Respond first with prayer, giving donations and supporting relief organizations like World Renew by listening to what they say they need. World Renew issues volunteer opportunities, ways you can get involved. That’s the best way to do it. There will be times you can go, but it needs to be through the proper channels.

“Our life is one long process of mutual aid,” author David Dark says, “and what a relief it is when people act on this knowledge.” Does that resonate with you?
One of the things that I often share with people is that it takes a community to recover. I’ve seen this in terms of large-scale, mass disasters, but on a more personal level when I was going through my own cancer disaster, I remember early on my college president asking how I was doing. I shared with him that I was struggling with accepting help – I’m the type of person that likes to help people, but it’s hard for me to accept help. And he said, “Jamie, we’re all the type of people that need help.”

I think if we can own that we all are hurting, whether a mass disaster or personal disaster, then that pain can actually unite rather than divide us, and we’ll be much stronger together.

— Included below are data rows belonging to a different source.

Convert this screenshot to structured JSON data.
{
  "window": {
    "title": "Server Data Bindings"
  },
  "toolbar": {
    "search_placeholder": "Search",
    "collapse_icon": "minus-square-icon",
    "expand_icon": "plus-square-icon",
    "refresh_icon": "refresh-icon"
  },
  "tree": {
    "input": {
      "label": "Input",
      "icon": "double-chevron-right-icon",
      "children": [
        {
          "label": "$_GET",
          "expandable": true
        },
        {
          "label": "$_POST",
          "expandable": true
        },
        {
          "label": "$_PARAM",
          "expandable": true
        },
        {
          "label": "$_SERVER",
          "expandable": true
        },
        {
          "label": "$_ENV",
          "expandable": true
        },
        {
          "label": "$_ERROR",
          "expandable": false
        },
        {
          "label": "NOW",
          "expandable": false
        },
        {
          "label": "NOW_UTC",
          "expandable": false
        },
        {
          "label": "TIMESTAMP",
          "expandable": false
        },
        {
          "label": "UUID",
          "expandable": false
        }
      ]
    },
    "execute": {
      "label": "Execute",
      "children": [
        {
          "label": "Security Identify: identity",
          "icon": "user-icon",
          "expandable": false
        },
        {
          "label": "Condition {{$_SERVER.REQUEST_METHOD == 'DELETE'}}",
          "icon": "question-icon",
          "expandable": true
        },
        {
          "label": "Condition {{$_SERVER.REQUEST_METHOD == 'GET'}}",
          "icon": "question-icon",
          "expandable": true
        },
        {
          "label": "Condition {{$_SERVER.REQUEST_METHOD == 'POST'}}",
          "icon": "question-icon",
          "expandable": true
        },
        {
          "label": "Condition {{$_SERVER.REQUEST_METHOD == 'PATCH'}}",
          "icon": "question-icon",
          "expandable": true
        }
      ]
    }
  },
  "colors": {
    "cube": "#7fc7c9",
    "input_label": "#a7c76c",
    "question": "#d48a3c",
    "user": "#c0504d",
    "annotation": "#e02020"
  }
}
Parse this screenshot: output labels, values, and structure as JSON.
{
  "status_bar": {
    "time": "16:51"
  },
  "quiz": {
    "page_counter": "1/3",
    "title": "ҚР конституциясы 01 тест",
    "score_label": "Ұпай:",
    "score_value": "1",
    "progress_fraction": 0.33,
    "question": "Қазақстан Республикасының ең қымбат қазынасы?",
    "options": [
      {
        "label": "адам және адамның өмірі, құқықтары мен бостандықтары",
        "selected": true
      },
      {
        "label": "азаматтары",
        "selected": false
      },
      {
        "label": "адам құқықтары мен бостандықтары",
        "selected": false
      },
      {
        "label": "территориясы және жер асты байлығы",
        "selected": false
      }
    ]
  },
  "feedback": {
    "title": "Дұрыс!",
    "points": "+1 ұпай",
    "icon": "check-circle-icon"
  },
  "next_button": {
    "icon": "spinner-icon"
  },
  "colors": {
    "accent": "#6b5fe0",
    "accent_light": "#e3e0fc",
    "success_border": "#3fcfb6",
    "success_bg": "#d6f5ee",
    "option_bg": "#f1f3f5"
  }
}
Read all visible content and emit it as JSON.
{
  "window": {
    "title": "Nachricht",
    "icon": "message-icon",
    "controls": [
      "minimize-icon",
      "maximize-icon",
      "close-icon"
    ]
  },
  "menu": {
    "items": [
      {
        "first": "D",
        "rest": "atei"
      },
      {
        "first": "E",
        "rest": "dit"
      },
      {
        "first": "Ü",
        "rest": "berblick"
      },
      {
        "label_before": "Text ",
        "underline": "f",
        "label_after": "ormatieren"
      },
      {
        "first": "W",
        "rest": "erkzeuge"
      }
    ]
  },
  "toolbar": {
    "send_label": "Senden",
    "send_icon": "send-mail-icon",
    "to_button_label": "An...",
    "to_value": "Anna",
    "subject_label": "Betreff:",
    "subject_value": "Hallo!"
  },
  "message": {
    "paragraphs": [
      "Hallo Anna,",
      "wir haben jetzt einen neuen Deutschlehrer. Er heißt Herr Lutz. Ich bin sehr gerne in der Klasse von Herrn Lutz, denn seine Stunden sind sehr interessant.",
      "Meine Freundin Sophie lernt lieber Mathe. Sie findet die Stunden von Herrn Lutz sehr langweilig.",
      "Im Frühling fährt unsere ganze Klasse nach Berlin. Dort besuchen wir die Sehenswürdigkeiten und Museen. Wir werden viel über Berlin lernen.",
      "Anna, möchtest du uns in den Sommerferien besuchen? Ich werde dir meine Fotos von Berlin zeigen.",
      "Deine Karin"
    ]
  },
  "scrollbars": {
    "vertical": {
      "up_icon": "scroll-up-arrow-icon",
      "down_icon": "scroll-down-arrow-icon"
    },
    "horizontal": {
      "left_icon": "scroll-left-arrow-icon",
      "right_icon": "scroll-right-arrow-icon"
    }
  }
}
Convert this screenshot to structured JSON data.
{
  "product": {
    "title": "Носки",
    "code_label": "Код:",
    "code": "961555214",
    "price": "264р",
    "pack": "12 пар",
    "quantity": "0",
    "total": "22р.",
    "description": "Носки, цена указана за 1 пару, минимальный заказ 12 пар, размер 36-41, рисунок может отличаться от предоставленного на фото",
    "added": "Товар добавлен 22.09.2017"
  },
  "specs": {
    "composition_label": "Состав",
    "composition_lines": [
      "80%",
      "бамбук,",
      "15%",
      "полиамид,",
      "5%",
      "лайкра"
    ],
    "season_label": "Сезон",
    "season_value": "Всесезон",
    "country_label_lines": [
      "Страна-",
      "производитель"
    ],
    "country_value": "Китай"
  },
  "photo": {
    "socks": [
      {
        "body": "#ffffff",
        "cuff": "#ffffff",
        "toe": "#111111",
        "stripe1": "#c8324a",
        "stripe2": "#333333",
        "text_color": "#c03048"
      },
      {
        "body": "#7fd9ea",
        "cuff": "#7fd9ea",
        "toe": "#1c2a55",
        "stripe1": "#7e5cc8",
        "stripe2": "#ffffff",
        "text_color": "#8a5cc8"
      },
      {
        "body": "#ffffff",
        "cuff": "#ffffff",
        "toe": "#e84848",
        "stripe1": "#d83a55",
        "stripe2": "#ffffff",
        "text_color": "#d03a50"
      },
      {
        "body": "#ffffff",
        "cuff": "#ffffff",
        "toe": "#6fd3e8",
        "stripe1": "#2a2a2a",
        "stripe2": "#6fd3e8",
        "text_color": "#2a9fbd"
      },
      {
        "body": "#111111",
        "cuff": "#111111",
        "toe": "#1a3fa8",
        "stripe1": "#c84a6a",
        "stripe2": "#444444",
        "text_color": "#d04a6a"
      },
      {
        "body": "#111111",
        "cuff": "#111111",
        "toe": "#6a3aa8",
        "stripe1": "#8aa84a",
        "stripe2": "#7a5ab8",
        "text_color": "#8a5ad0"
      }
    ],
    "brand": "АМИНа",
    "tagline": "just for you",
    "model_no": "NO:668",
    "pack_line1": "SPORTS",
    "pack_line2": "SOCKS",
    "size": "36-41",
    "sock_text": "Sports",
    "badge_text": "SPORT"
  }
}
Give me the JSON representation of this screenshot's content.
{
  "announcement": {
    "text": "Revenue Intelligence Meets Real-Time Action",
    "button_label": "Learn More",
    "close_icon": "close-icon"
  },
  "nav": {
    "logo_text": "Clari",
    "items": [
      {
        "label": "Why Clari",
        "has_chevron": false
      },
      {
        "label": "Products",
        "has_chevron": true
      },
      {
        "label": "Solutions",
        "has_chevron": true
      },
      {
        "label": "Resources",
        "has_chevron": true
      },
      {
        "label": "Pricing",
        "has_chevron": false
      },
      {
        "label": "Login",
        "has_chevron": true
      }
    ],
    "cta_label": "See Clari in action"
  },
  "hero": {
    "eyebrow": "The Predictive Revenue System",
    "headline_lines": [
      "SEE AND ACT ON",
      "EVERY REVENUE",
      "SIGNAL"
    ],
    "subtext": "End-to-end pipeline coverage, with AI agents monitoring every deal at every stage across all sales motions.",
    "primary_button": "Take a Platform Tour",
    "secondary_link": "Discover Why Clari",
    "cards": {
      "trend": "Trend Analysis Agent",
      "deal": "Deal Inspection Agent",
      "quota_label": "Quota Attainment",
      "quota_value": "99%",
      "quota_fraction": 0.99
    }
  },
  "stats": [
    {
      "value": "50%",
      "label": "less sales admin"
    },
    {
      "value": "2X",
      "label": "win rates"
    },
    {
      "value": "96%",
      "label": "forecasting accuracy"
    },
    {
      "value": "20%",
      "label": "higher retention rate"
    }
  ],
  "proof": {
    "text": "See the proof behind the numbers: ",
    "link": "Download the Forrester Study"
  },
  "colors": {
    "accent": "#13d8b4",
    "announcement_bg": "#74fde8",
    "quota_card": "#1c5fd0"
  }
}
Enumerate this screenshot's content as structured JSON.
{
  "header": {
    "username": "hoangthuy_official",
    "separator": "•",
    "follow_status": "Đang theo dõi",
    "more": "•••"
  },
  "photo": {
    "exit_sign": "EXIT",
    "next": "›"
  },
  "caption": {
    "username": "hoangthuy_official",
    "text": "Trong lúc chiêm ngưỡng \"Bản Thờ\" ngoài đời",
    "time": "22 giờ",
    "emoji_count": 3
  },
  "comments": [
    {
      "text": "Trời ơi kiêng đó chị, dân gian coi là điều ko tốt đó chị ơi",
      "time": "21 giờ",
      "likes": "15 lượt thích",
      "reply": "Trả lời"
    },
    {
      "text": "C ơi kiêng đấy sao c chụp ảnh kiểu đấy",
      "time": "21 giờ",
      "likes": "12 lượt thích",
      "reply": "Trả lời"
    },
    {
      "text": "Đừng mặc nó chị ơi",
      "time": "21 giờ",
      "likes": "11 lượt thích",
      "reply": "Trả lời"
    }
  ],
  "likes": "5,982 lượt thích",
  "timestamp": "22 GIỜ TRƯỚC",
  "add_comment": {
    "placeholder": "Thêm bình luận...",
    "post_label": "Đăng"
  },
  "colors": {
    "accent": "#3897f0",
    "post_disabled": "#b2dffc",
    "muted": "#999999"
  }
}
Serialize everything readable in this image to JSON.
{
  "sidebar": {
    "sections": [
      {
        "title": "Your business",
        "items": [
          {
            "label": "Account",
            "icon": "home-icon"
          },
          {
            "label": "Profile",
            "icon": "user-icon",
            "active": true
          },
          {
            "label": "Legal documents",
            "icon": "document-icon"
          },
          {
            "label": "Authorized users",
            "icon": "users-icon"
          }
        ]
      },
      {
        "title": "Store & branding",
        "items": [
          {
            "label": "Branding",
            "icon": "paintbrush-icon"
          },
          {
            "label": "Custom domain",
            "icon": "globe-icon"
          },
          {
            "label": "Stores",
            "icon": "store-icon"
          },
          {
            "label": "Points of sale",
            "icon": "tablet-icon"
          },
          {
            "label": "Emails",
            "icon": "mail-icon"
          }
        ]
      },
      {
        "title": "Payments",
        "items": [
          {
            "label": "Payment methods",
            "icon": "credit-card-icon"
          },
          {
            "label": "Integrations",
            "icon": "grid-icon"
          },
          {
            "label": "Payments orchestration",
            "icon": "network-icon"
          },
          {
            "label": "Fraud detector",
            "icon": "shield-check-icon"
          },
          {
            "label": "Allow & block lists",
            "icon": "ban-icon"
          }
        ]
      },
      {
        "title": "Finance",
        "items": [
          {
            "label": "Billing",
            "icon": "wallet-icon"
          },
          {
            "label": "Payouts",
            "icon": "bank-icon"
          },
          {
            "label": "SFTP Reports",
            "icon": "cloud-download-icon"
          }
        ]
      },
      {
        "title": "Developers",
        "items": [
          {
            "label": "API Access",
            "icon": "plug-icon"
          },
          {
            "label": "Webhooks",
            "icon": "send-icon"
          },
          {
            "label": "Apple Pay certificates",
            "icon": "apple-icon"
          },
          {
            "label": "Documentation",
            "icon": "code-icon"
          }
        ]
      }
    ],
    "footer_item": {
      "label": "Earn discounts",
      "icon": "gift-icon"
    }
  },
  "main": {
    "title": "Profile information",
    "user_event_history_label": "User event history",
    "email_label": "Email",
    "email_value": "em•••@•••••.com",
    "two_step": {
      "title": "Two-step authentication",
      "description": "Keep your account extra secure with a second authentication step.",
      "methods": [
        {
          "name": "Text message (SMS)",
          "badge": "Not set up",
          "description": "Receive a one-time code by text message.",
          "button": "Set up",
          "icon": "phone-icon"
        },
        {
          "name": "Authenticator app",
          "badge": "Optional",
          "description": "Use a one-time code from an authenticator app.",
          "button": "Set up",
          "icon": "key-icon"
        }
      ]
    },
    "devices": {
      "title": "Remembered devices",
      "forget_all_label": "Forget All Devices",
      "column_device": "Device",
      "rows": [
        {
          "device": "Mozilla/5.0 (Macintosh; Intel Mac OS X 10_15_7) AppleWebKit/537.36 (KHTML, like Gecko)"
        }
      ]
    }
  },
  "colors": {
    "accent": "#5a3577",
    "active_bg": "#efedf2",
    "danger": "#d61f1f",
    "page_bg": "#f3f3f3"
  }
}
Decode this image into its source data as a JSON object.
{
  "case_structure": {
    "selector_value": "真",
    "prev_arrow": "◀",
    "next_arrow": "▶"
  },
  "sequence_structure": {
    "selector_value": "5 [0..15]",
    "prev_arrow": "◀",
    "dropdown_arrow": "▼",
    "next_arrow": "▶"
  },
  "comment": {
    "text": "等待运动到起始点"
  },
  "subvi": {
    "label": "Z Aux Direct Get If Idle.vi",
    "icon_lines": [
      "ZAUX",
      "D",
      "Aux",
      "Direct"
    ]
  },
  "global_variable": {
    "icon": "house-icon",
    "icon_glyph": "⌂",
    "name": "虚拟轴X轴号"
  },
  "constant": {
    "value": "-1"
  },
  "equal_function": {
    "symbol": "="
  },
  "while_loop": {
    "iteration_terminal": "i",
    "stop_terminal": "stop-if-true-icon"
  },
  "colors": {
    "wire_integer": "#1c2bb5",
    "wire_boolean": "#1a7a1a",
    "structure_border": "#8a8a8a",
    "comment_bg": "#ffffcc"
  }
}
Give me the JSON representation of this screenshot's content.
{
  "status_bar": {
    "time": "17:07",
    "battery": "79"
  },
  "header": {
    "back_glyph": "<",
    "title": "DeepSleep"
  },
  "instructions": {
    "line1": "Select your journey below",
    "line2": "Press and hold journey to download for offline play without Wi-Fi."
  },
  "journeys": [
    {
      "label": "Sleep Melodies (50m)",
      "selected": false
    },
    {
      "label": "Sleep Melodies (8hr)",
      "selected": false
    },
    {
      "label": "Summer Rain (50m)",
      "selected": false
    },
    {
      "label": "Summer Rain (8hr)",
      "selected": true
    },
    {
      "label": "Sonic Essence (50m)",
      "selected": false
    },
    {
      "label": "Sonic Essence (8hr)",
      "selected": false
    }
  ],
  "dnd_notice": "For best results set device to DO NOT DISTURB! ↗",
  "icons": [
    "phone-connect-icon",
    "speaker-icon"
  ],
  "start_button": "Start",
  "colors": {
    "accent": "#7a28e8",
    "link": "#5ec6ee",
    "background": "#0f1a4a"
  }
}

You visit devastated communities and countries. What brings you hope?
I’d like to respond to that on two different levels. I tend to be an optimistic person, so I do look for the best in situations. I’m a Stage 4 cancer survivor, two years in remission. What I’ve seen in my work professionally as a Disaster Psychologist as well as from what I’ve learned in going through my own personal disaster – there’s a difference between optimism and hope. As Christians, we have an eternal hope. Even though we live in world that is broken, where there’s pain and suffering, I know that God will be there with us through that pain. We may not always get answers to our “Why?” questions, but God will give us himself – he will be with us through that pain and suffering. That’s where my hope comes from.

The other part is that I remember interviewing survivors after Hurricane Katrina. I’ll never forget this one person who shared with me that “I saw God in the people in my community. I saw God in the people driving the vans down with supplies. I saw God working in the soup kitchen.”

In times of disaster, God is working through his people. It’s almost overwhelming at times, to see God’s grace extended to those who need it most.

We think about disasters revealing the worst, be it nature or even human nature. But on the ground, I’ve been very fortunate to see the best of people come to the surface.